Two test vehicles were used to cross the bridge in various patterns, and the live-load distribution factor was determined based on the strain responses from all beams. A computer model was established to calculate member forces and check the stiffness of the bridge based on the measured deflection at the midspan. Using the live-load distribution factor and the beam strain responses obtained from the load test, the load ratings were revised and found to be satisfactory for all rating vehicles.
With the aging of our nation’s bridges and the growing vehicular weight they are carrying, it has become increasingly important to assess their fitness for continued service. Experience indicates that structural analysis based on specification loads and distribution factors usually underestimates the remaining fatigue life and structural capacity of existing bridges by overestimating the live-load effects.

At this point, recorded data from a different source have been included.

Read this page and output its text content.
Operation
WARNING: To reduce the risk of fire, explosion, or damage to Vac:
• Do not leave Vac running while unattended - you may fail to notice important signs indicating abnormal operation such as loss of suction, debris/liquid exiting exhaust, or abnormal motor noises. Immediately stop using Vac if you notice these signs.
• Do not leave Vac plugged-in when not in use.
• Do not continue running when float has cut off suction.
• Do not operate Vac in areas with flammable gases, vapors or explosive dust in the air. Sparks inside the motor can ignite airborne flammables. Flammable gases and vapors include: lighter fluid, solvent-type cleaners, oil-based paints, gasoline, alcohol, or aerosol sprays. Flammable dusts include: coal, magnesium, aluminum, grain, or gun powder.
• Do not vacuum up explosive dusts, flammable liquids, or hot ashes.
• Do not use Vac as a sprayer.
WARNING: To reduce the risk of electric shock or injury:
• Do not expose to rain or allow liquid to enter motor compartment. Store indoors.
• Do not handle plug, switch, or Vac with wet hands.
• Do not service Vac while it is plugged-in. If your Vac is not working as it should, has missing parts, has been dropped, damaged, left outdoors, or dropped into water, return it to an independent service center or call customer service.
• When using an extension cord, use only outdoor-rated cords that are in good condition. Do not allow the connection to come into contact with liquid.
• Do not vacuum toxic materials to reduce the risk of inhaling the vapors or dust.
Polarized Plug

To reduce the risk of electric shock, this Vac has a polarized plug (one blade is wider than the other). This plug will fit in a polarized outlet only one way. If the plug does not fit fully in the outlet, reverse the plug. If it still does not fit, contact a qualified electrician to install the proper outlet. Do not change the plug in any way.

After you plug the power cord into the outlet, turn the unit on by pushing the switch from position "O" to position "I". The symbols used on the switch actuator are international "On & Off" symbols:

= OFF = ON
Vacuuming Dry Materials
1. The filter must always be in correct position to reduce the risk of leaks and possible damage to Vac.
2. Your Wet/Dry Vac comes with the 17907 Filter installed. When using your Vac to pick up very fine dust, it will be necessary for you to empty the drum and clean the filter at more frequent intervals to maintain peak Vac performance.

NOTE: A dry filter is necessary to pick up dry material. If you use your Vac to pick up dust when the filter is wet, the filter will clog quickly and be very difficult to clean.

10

URS bridge engineers have performed evaluation and retrofit design of various types of bridges in many states across the country and found that an in-depth evaluation through combined computer modeling and field measurements can more precisely determine a bridge’s serviceability and produce most efficient solutions for repairs or retrofits if determined necessary.

Zhou is program manager, bridge evaluation, testing and retrofit, for URS Corp., Hunt Valley, Md.